With the pipeline carrying Russian gas across the Baltic Sea to Germany, Russia's state controlled gas monopoly Gazprom will be able to halt gas transit flows to Europe via Ukraine and Slovakia, and also via Poland.
Gazprom is contractually bound to continue sending gas via Ukraine until the end of 2024.
However, it has no such obligation to Poland after their agreement expired last year.
European gas market legislation requires Nord Stream 2 to allow access to half of its transportation capacity to third parties, restricting Gazprom to using just 27.5 billion cubic metres of its annual capacity.
However, Gazprom is seeking a waiver from this requirement for Nord Stream 2.

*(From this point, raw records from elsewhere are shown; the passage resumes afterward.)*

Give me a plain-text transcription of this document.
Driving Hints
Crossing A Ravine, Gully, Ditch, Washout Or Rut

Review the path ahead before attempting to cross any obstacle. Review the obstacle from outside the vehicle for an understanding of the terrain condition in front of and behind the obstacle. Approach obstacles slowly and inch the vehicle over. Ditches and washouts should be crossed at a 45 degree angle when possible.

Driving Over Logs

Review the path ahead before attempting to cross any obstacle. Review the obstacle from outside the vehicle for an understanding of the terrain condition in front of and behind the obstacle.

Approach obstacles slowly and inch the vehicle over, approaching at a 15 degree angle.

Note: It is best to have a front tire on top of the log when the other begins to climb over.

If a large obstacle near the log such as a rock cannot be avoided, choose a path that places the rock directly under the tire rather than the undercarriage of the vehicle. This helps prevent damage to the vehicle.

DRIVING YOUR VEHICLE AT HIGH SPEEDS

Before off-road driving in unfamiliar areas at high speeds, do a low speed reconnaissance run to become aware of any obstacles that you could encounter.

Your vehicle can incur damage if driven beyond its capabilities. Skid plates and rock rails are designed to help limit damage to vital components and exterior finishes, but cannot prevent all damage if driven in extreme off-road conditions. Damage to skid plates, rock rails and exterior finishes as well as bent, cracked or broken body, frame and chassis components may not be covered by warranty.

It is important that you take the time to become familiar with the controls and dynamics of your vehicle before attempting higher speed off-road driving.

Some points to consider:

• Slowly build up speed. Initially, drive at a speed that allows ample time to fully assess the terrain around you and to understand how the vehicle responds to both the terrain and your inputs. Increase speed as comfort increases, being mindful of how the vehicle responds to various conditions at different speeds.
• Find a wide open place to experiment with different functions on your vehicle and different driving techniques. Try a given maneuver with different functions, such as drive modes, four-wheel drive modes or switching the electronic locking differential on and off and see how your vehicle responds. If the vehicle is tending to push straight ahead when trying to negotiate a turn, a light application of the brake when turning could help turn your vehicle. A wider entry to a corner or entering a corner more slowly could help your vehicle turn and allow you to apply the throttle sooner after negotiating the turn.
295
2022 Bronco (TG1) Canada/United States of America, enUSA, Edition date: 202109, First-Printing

The company has previously cited various reasons to justify halting the transit across Ukraine, including alleged theft of its gas in the country and technical difficulties within its own pipeline network — and there is no guarantee that similar arguments will not be made as a pretext to halt transits via Ukraine or Poland.
Last week's G7 summit it the UK may have failed to cover the Nord Stream 2 issue, but Ukraine has revealed alternative proposals to keep gas flowing through the country to Europe.

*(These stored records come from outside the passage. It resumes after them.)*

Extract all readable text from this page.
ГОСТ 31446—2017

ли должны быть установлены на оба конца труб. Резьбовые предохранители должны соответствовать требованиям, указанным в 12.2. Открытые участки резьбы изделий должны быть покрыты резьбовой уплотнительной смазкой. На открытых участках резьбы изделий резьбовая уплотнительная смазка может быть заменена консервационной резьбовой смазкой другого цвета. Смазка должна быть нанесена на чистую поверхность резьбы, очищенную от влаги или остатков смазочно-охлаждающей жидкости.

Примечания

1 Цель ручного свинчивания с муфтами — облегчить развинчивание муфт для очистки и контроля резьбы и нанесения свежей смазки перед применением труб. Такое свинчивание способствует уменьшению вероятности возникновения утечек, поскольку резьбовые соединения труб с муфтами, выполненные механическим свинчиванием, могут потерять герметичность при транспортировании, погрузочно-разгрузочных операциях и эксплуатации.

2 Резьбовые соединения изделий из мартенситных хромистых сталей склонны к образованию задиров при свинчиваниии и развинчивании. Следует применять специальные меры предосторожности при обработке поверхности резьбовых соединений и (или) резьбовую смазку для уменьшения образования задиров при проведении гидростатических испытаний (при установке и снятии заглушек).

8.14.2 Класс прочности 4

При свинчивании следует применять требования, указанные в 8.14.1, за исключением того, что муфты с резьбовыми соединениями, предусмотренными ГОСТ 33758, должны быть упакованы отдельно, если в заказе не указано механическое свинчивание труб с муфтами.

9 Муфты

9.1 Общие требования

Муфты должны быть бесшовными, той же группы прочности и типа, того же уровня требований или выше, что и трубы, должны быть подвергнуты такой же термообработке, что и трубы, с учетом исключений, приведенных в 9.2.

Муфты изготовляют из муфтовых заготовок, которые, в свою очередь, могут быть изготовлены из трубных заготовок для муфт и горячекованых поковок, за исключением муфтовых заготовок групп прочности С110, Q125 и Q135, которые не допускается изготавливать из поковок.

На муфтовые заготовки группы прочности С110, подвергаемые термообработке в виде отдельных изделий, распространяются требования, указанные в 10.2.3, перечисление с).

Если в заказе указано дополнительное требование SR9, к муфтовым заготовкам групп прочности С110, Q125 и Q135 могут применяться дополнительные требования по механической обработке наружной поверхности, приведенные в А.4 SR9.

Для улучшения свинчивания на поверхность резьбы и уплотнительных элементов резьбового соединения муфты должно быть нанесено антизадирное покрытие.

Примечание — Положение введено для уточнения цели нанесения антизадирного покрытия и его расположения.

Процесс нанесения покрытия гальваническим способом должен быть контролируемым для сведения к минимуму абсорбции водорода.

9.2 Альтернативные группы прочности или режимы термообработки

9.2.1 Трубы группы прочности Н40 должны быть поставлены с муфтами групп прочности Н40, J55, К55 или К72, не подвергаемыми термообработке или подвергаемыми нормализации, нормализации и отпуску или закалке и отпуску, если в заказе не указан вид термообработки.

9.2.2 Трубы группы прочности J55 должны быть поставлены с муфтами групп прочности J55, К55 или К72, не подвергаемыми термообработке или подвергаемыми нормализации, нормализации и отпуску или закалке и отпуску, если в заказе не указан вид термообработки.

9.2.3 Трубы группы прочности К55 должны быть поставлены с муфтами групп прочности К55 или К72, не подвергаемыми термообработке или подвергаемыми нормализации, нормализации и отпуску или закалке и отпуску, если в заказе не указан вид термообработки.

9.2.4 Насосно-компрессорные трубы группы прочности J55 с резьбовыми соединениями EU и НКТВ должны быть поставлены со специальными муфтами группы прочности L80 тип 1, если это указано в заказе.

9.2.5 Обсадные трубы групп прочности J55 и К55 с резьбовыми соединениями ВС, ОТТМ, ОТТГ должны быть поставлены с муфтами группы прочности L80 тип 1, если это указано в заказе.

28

Yury Vitrenko, the recently appointed executive chairman of the country's gas importer and distributor Naftohaz Ukrainy, told the Financial Times newspaper that Ukraine will take legal steps to ensure Gazprom unblocks gas supplies from Central Asian suppliers, such as Turkmenistan.
Ukraine is also pushing Gazprom to establish gas trading points at the Russia-Ukraine border and permit foreign traders to buy Russian gas at these points for delivery to Europe.
European countries should take urgent steps to align with Ukraine's proposals and help reduce the risk of dealing with a halt in Russian gas supplies during upcoming winters.